Nah, manusia pun sama. Kita juga butuh meledak.

Ketika Protes Berubah Jadi Kekacauan

Lihat aksi-aksi massa di Indonesia lima tahun terakhir. Mahasiswa turun ke jalan, buruh, petani, warga yang tanahnya dirampas, semua udah teriak. Tapi negara? Budeg. Tak ada telinga untuk mendengar, hanya aparat untuk memukul.

Aksi damai direpresi. Spanduk disobek, orator ditangkap, massa dibubarkan. Lalu, ketika demonstrasi berubah jadi chaos—molotov dilempar, pos polisi dibakar—barulah kamera media menyorot.

Buat sebagian orang, itu titik kegilaan. Tapi kalau pakai kacamata Bataille, justru di situlah manusia sedang mengalami dirinya yang paling jujur. Bukan sebagai pekerja, konsumen, atau warga negara yang taat, tapi sebagai makhluk yang melampaui batas.

Tindakan destruktif dalam demo bukan cuma amarah. Ia juga ekstasi. Sebuah pelepasan. Energi yang ditahan terlalu lama—oleh upah murah, biaya hidup yang gila, tekanan mental, rutinitas kota yang bikin napas megap-megap—akhirnya meledak.

Pengalaman Puncak: Ketika Semua Batas Jebol

Bataille menyebut ini sebagai sovereign experience—pengalaman puncak, momen ketika manusia keluar dari logika kerja dan masa depan. Gak pikir besok. Gak pikir cicilan. Cuma hidup di detik itu, di momen itu, dengan segenap tubuh dan teriakan.

Dalam seks, tawa, ekstasi religius—semuanya bikin kita lupa siapa kita dalam sistem. Sama halnya dengan kekerasan dalam demo. Melempar batu ke jendela gedung parlemen, membakar foto presiden, semua itu bukan sekadar aksi. Itu pengalaman, momen ketika batas antara diri dan dunia jadi cair. Dan di situ, kebebasan muncul dalam bentuk yang paling mentah.
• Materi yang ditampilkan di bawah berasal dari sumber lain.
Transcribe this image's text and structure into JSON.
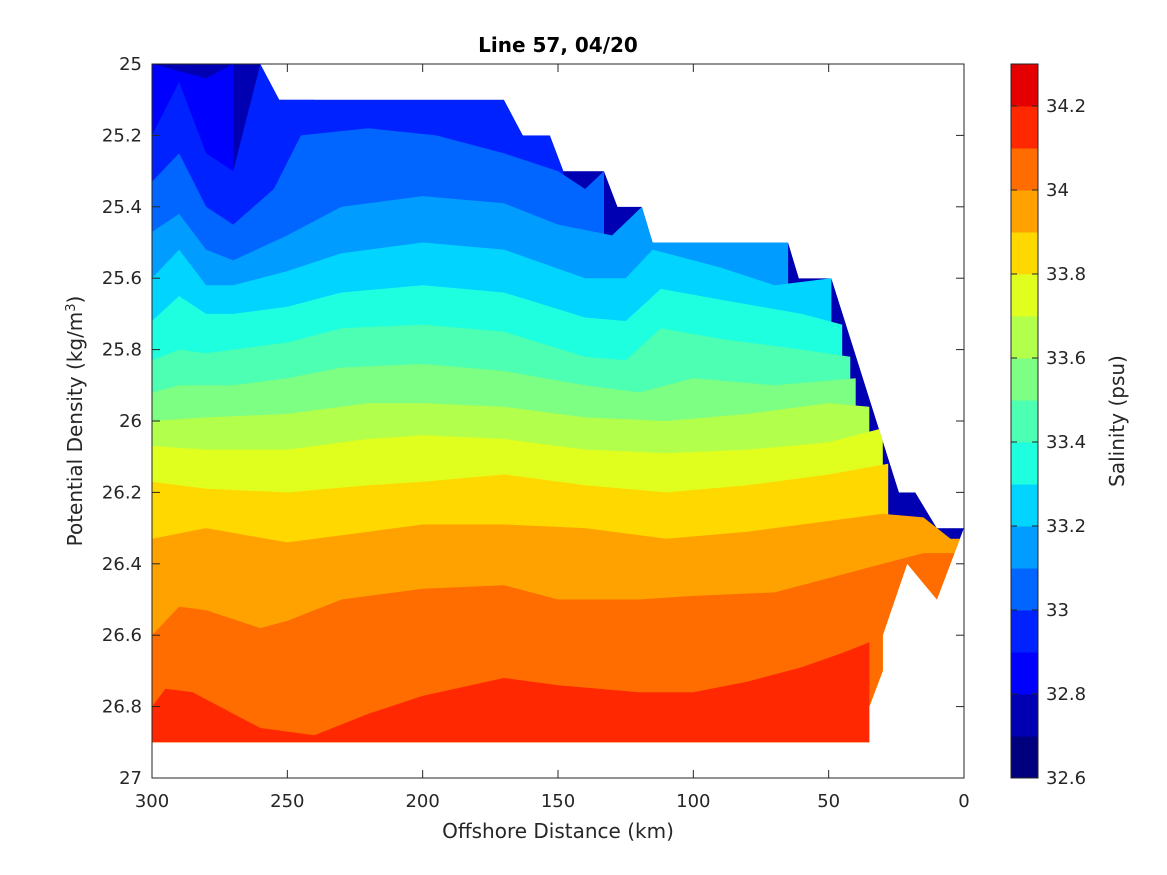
{
  "chart_data": {
    "type": "contourf",
    "title": "Line 57, 04/20",
    "xlabel": "Offshore Distance (km)",
    "ylabel": "Potential Density (kg/m",
    "ylabel_sup": "3",
    "ylabel_tail": ")",
    "colorbar_label": "Salinity (psu)",
    "xlim": [
      300,
      0
    ],
    "x_reversed": true,
    "ylim": [
      25,
      27
    ],
    "y_reversed": true,
    "x_ticks": [
      300,
      250,
      200,
      150,
      100,
      50,
      0
    ],
    "x_tick_labels": [
      "300",
      "250",
      "200",
      "150",
      "100",
      "50",
      "0"
    ],
    "y_ticks": [
      25,
      25.2,
      25.4,
      25.6,
      25.8,
      26,
      26.2,
      26.4,
      26.6,
      26.8,
      27
    ],
    "y_tick_labels": [
      "25",
      "25.2",
      "25.4",
      "25.6",
      "25.8",
      "26",
      "26.2",
      "26.4",
      "26.6",
      "26.8",
      "27"
    ],
    "colorbar_ticks": [
      32.6,
      32.8,
      33.0,
      33.2,
      33.4,
      33.6,
      33.8,
      34.0,
      34.2
    ],
    "colorbar_tick_labels": [
      "32.6",
      "32.8",
      "33",
      "33.2",
      "33.4",
      "33.6",
      "33.8",
      "34",
      "34.2"
    ],
    "levels": [
      32.6,
      32.7,
      32.8,
      32.9,
      33.0,
      33.1,
      33.2,
      33.3,
      33.4,
      33.5,
      33.6,
      33.7,
      33.8,
      33.9,
      34.0,
      34.1,
      34.2,
      34.3
    ],
    "level_colors": [
      "#00007f",
      "#0000b2",
      "#0000ff",
      "#0022ff",
      "#0066ff",
      "#009cff",
      "#00d4ff",
      "#1effe0",
      "#4cffb2",
      "#7cff82",
      "#b2ff4c",
      "#e0ff1e",
      "#ffd800",
      "#ffa200",
      "#ff6c00",
      "#ff2800",
      "#e50000",
      "#b20000"
    ],
    "data_top_boundary": [
      [
        300,
        25.0
      ],
      [
        260,
        25.0
      ],
      [
        253,
        25.1
      ],
      [
        170,
        25.1
      ],
      [
        163,
        25.2
      ],
      [
        153,
        25.2
      ],
      [
        148,
        25.3
      ],
      [
        133,
        25.3
      ],
      [
        128,
        25.4
      ],
      [
        119,
        25.4
      ],
      [
        115,
        25.5
      ],
      [
        65,
        25.5
      ],
      [
        61,
        25.6
      ],
      [
        49,
        25.6
      ],
      [
        24,
        26.2
      ],
      [
        18,
        26.2
      ],
      [
        10,
        26.3
      ],
      [
        0,
        26.3
      ]
    ],
    "data_bottom_boundary": [
      [
        300,
        26.9
      ],
      [
        35,
        26.9
      ],
      [
        35,
        26.8
      ],
      [
        30,
        26.7
      ],
      [
        30,
        26.6
      ],
      [
        21,
        26.4
      ],
      [
        10,
        26.5
      ],
      [
        0,
        26.3
      ]
    ],
    "isolines": [
      {
        "level": 32.8,
        "points": [
          [
            300,
            25.0
          ],
          [
            280,
            25.04
          ],
          [
            270,
            25.0
          ]
        ]
      },
      {
        "level": 32.9,
        "points": [
          [
            300,
            25.2
          ],
          [
            290,
            25.05
          ],
          [
            280,
            25.25
          ],
          [
            270,
            25.3
          ],
          [
            260,
            25.0
          ],
          [
            240,
            25.1
          ],
          [
            200,
            25.1
          ],
          [
            170,
            25.1
          ],
          [
            163,
            25.2
          ],
          [
            153,
            25.2
          ],
          [
            148,
            25.3
          ]
        ]
      },
      {
        "level": 33.0,
        "points": [
          [
            300,
            25.33
          ],
          [
            290,
            25.25
          ],
          [
            280,
            25.4
          ],
          [
            270,
            25.45
          ],
          [
            255,
            25.35
          ],
          [
            245,
            25.2
          ],
          [
            220,
            25.18
          ],
          [
            195,
            25.2
          ],
          [
            170,
            25.25
          ],
          [
            150,
            25.3
          ],
          [
            140,
            25.35
          ],
          [
            133,
            25.3
          ]
        ]
      },
      {
        "level": 33.1,
        "points": [
          [
            300,
            25.47
          ],
          [
            290,
            25.42
          ],
          [
            280,
            25.52
          ],
          [
            270,
            25.55
          ],
          [
            250,
            25.48
          ],
          [
            230,
            25.4
          ],
          [
            200,
            25.37
          ],
          [
            170,
            25.39
          ],
          [
            150,
            25.45
          ],
          [
            130,
            25.48
          ],
          [
            119,
            25.4
          ],
          [
            115,
            25.5
          ],
          [
            65,
            25.5
          ]
        ]
      },
      {
        "level": 33.2,
        "points": [
          [
            300,
            25.6
          ],
          [
            290,
            25.52
          ],
          [
            280,
            25.62
          ],
          [
            270,
            25.62
          ],
          [
            250,
            25.58
          ],
          [
            230,
            25.53
          ],
          [
            200,
            25.5
          ],
          [
            170,
            25.52
          ],
          [
            140,
            25.6
          ],
          [
            125,
            25.6
          ],
          [
            115,
            25.52
          ],
          [
            90,
            25.57
          ],
          [
            70,
            25.62
          ],
          [
            49,
            25.6
          ]
        ]
      },
      {
        "level": 33.3,
        "points": [
          [
            300,
            25.72
          ],
          [
            290,
            25.65
          ],
          [
            280,
            25.7
          ],
          [
            270,
            25.7
          ],
          [
            250,
            25.68
          ],
          [
            230,
            25.64
          ],
          [
            200,
            25.62
          ],
          [
            170,
            25.64
          ],
          [
            140,
            25.71
          ],
          [
            125,
            25.72
          ],
          [
            112,
            25.63
          ],
          [
            90,
            25.66
          ],
          [
            60,
            25.7
          ],
          [
            45,
            25.73
          ]
        ]
      },
      {
        "level": 33.4,
        "points": [
          [
            300,
            25.83
          ],
          [
            290,
            25.8
          ],
          [
            280,
            25.81
          ],
          [
            270,
            25.8
          ],
          [
            250,
            25.78
          ],
          [
            230,
            25.74
          ],
          [
            200,
            25.73
          ],
          [
            170,
            25.75
          ],
          [
            140,
            25.82
          ],
          [
            125,
            25.83
          ],
          [
            112,
            25.74
          ],
          [
            90,
            25.77
          ],
          [
            60,
            25.8
          ],
          [
            42,
            25.82
          ]
        ]
      },
      {
        "level": 33.5,
        "points": [
          [
            300,
            25.92
          ],
          [
            290,
            25.9
          ],
          [
            270,
            25.9
          ],
          [
            250,
            25.88
          ],
          [
            230,
            25.85
          ],
          [
            200,
            25.84
          ],
          [
            170,
            25.86
          ],
          [
            140,
            25.9
          ],
          [
            120,
            25.92
          ],
          [
            100,
            25.88
          ],
          [
            70,
            25.9
          ],
          [
            40,
            25.88
          ]
        ]
      },
      {
        "level": 33.6,
        "points": [
          [
            300,
            26.0
          ],
          [
            280,
            25.99
          ],
          [
            250,
            25.98
          ],
          [
            220,
            25.95
          ],
          [
            200,
            25.95
          ],
          [
            170,
            25.96
          ],
          [
            140,
            25.99
          ],
          [
            110,
            26.0
          ],
          [
            80,
            25.98
          ],
          [
            50,
            25.95
          ],
          [
            35,
            25.96
          ]
        ]
      },
      {
        "level": 33.7,
        "points": [
          [
            300,
            26.07
          ],
          [
            280,
            26.08
          ],
          [
            250,
            26.08
          ],
          [
            220,
            26.05
          ],
          [
            200,
            26.04
          ],
          [
            170,
            26.05
          ],
          [
            140,
            26.08
          ],
          [
            110,
            26.09
          ],
          [
            80,
            26.08
          ],
          [
            50,
            26.06
          ],
          [
            30,
            26.02
          ]
        ]
      },
      {
        "level": 33.8,
        "points": [
          [
            300,
            26.17
          ],
          [
            280,
            26.19
          ],
          [
            250,
            26.2
          ],
          [
            220,
            26.18
          ],
          [
            200,
            26.17
          ],
          [
            170,
            26.15
          ],
          [
            140,
            26.18
          ],
          [
            110,
            26.2
          ],
          [
            80,
            26.18
          ],
          [
            50,
            26.15
          ],
          [
            28,
            26.12
          ]
        ]
      },
      {
        "level": 33.9,
        "points": [
          [
            300,
            26.33
          ],
          [
            280,
            26.3
          ],
          [
            250,
            26.34
          ],
          [
            220,
            26.31
          ],
          [
            200,
            26.29
          ],
          [
            170,
            26.29
          ],
          [
            140,
            26.3
          ],
          [
            110,
            26.33
          ],
          [
            80,
            26.31
          ],
          [
            50,
            26.28
          ],
          [
            30,
            26.26
          ],
          [
            15,
            26.27
          ],
          [
            5,
            26.33
          ]
        ]
      },
      {
        "level": 34.0,
        "points": [
          [
            300,
            26.6
          ],
          [
            290,
            26.52
          ],
          [
            280,
            26.53
          ],
          [
            260,
            26.58
          ],
          [
            250,
            26.56
          ],
          [
            230,
            26.5
          ],
          [
            200,
            26.47
          ],
          [
            170,
            26.46
          ],
          [
            150,
            26.5
          ],
          [
            120,
            26.5
          ],
          [
            100,
            26.49
          ],
          [
            70,
            26.48
          ],
          [
            50,
            26.44
          ],
          [
            30,
            26.4
          ],
          [
            15,
            26.37
          ],
          [
            5,
            26.37
          ]
        ]
      },
      {
        "level": 34.1,
        "points": [
          [
            300,
            26.8
          ],
          [
            295,
            26.75
          ],
          [
            285,
            26.76
          ],
          [
            275,
            26.8
          ],
          [
            260,
            26.86
          ],
          [
            240,
            26.88
          ],
          [
            220,
            26.82
          ],
          [
            200,
            26.77
          ],
          [
            170,
            26.72
          ],
          [
            150,
            26.74
          ],
          [
            120,
            26.76
          ],
          [
            100,
            26.76
          ],
          [
            80,
            26.73
          ],
          [
            60,
            26.69
          ],
          [
            45,
            26.65
          ],
          [
            35,
            26.62
          ]
        ]
      }
    ]
  }
}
Kita terlalu lama hidup dalam dunia yang nyuruh kita sabar. Sabar kerja. Sabar antre. Sabar kalau tanah digusur. Sabar kalau hutan dibabat. Tapi ada kondisi ketika tubuh gak bisa sabar lagi. Dan begitu semua jebolan, ledakannya gak selalu bisa dijelaskan.

Bukan Strategi, Tapi Pengalaman

Mungkin lo bilang: kekerasan gak menyelesaikan apa-apa. Bangunan terbakar, terus kenapa? Aturan gak berubah juga. Tapi Bataille gak melihat itu dari kacamata efektivitas politik. Buat dia, nilai kekerasan ada pada pengalaman transgresifnya.
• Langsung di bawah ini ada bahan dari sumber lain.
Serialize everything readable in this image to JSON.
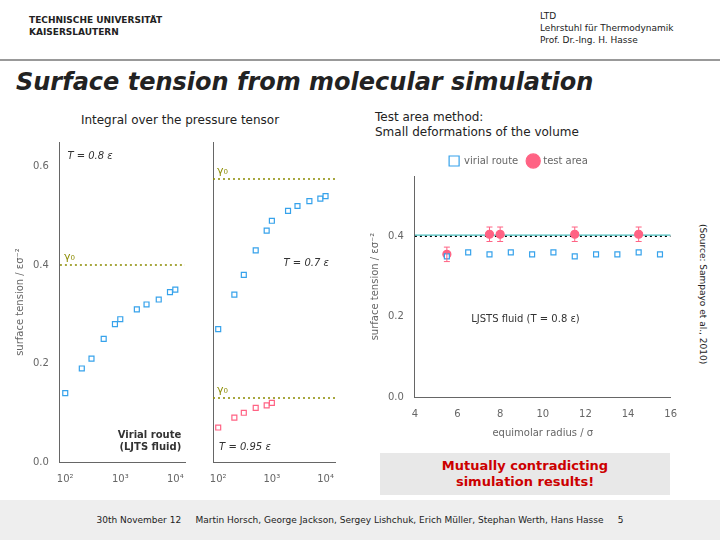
{
  "title": "Surface tension from molecular simulation",
  "annotations": [
    {
      "text": "TECHNISCHE UNIVERSITÄT\nKAISERSLAUTERN"
    },
    {
      "text": "LTD\nLehrstuhl für Thermodynamik\nProf. Dr.-Ing. H. Hasse"
    },
    {
      "text": "30th November 12     Martin Horsch, George Jackson, Sergey Lishchuk, Erich Müller, Stephan Werth, Hans Hasse     5"
    },
    {
      "text": "Mutually contradicting\nsimulation results!",
      "color": "#cc0000"
    }
  ],
  "chart_data": [
    {
      "type": "scatter",
      "subtitle": "Integral over the pressure tensor",
      "ylabel": "surface tension / εσ⁻²",
      "log": "x",
      "grid": false,
      "xlim": [
        80,
        15000
      ],
      "xticks": [
        {
          "value": 100,
          "label": "10²"
        },
        {
          "value": 1000,
          "label": "10³"
        },
        {
          "value": 10000,
          "label": "10⁴"
        }
      ],
      "ylim": [
        0.0,
        0.65
      ],
      "yticks": [
        {
          "value": 0.0,
          "label": "0.0"
        },
        0.2,
        0.4,
        0.6
      ],
      "series": [
        {
          "name": "T = 0.8 ε",
          "marker": "square",
          "x": [
            100,
            200,
            300,
            500,
            800,
            1000,
            2000,
            3000,
            5000,
            8000,
            10000
          ],
          "values": [
            0.14,
            0.19,
            0.21,
            0.25,
            0.28,
            0.29,
            0.31,
            0.32,
            0.33,
            0.345,
            0.35
          ]
        }
      ],
      "hlines": [
        {
          "y": 0.4,
          "label": "γ₀",
          "line_style": "dotted",
          "color": "#8b8b00"
        }
      ],
      "annotations": [
        "Virial route\n(LJTS fluid)"
      ]
    },
    {
      "type": "scatter",
      "log": "x",
      "grid": false,
      "tick_labels": "x",
      "xlim": [
        80,
        15000
      ],
      "xticks": [
        {
          "value": 100,
          "label": "10²"
        },
        {
          "value": 1000,
          "label": "10³"
        },
        {
          "value": 10000,
          "label": "10⁴"
        }
      ],
      "ylim": [
        0.0,
        0.65
      ],
      "series": [
        {
          "name": "T = 0.7 ε",
          "marker": "square",
          "x": [
            100,
            200,
            300,
            500,
            800,
            1000,
            2000,
            3000,
            5000,
            8000,
            10000
          ],
          "values": [
            0.27,
            0.34,
            0.38,
            0.43,
            0.47,
            0.49,
            0.51,
            0.52,
            0.53,
            0.535,
            0.54
          ]
        },
        {
          "name": "T = 0.95 ε",
          "marker": "square",
          "x": [
            100,
            200,
            300,
            500,
            800,
            1000
          ],
          "values": [
            0.07,
            0.09,
            0.1,
            0.11,
            0.115,
            0.12
          ]
        }
      ],
      "hlines": [
        {
          "y": 0.575,
          "label": "γ₀",
          "line_style": "dotted",
          "color": "#8b8b00"
        },
        {
          "y": 0.13,
          "label": "γ₀",
          "line_style": "dotted",
          "color": "#8b8b00"
        }
      ]
    },
    {
      "type": "scatter",
      "subtitle": "Test area method:\nSmall deformations of the volume",
      "xlabel": "equimolar radius / σ",
      "ylabel": "surface tension / εσ⁻²",
      "grid": false,
      "legend": "top",
      "xlim": [
        4,
        16
      ],
      "xticks": [
        4,
        6,
        8,
        10,
        12,
        14,
        16
      ],
      "ylim": [
        0.0,
        0.55
      ],
      "yticks": [
        {
          "value": 0.0,
          "label": "0.0"
        },
        0.2,
        0.4
      ],
      "series": [
        {
          "name": "virial route",
          "marker": "square",
          "x": [
            5.5,
            6.5,
            7.5,
            8.5,
            9.5,
            10.5,
            11.5,
            12.5,
            13.5,
            14.5,
            15.5
          ],
          "values": [
            0.35,
            0.36,
            0.355,
            0.36,
            0.355,
            0.36,
            0.35,
            0.355,
            0.355,
            0.36,
            0.355
          ]
        },
        {
          "name": "test area",
          "marker": "circle",
          "x": [
            5.5,
            7.5,
            8.0,
            11.5,
            14.5
          ],
          "values": [
            0.355,
            0.405,
            0.405,
            0.405,
            0.405
          ],
          "errors": [
            0.018,
            0.018,
            0.018,
            0.018,
            0.018
          ]
        },
        {
          "type": "line",
          "x": [
            4,
            16
          ],
          "values": [
            0.403,
            0.403
          ]
        }
      ],
      "hlines": [
        {
          "y": 0.4,
          "line_style": "dotted",
          "color": "#000000"
        }
      ],
      "annotations": [
        "LJSTS fluid (T = 0.8 ε)",
        "(Source: Sampayo et al., 2010)"
      ]
    }
  ]
}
Bayangin: seumur hidup lo taat aturan. Duduk di sekolah, tunduk pada bos, patuh sama negara. Lalu, di tengah demo, lo berdiri di depan simbol kekuasaan—dan lo hancurkan itu. Dalam satu lemparan, bukan cuma kaca yang pecah, tapi juga ilusi bahwa dunia ini tak terganggu gugat.
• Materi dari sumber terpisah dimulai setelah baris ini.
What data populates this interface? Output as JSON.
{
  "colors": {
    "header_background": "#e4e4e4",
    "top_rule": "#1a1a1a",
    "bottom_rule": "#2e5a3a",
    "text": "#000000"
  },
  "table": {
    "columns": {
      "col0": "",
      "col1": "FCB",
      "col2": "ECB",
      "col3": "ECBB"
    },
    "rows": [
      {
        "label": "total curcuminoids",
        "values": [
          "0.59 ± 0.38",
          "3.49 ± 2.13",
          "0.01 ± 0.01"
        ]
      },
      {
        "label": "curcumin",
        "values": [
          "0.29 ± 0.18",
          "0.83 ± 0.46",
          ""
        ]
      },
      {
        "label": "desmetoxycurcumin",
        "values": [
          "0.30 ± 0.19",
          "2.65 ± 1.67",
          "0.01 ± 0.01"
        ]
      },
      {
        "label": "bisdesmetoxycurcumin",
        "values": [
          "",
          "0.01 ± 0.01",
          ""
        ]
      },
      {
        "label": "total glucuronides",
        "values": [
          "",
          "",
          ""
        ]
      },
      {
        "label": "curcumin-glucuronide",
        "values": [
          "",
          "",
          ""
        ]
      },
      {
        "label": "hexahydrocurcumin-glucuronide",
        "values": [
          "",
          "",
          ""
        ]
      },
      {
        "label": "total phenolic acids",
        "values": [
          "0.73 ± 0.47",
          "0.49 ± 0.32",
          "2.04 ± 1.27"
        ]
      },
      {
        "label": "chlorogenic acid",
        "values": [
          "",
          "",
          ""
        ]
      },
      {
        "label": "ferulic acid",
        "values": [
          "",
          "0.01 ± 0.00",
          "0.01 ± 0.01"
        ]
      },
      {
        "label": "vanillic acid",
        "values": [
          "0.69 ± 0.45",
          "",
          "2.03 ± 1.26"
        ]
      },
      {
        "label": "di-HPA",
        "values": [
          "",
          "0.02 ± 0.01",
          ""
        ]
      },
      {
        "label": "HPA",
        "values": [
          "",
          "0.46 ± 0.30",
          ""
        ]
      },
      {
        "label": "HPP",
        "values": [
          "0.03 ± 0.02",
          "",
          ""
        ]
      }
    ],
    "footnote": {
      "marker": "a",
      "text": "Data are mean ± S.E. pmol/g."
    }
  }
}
Itu bukan vandalisme. Itu pembebasan.

Ketika Hidup Terasa Seperti Mesin

Kenapa kekerasan muncul? Karena hidup kita makin lama makin mirip mesin. Bangun, kerja, makan, tidur. Terus berulang. Jean-Paul Sartre menyebut ini sebagai nausea—mual eksistensial. Lo ngerasa hidup lo gak ke mana-mana. Gak nyambung sama apa-apa.

Dalam kondisi itu, dorongan buat ngerusak bukan cuma soal politik, tapi soal bertahan. Untuk tetap waras, seseorang kadang butuh bikin keributan, butuh ngerasain intensitas. Bahkan kalau itu datang dari pecahan kaca atau asap terbakar.

Apakah ini pilihan atau keputusasaan?

Di sini kita perlu tanya: apakah kekerasan ini kita pilih, atau kita dipaksa? Apakah negara, dengan represi dan ketidakpeduliannya, bikin rakyat gak punya jalan lain selain ngamuk?

Kalau semua ruang ekspresi ditutup, kalau suara-suara dibungkam, kalau aturan cuma jadi alat buat jaga status quo, maka kehancuran bukan lagi pilihan sadar. Ia jadi keniscayaan.

Dan ketika itu terjadi, jangan salahkan mereka yang melempar batu. Salahkan sistem yang bikin mereka gak punya pilihan selain melawan.

Penutup

Dalam kaca mata Bataille, kekerasan dalam demonstrasi bukan soal benar atau salah. Ia soal hasrat, pelepasan, dan pengalaman menjadi manusia seutuhnya—bukan bagian dari mesin. Ketika negara jadi tuli, hukum jadi alat represi, dan hidup jadi monoton, maka kehancuran jadi bentuk bahasa paling jujur.

Bukan karena kita gila. Tapi karena kita akhirnya ingin merasa hidup.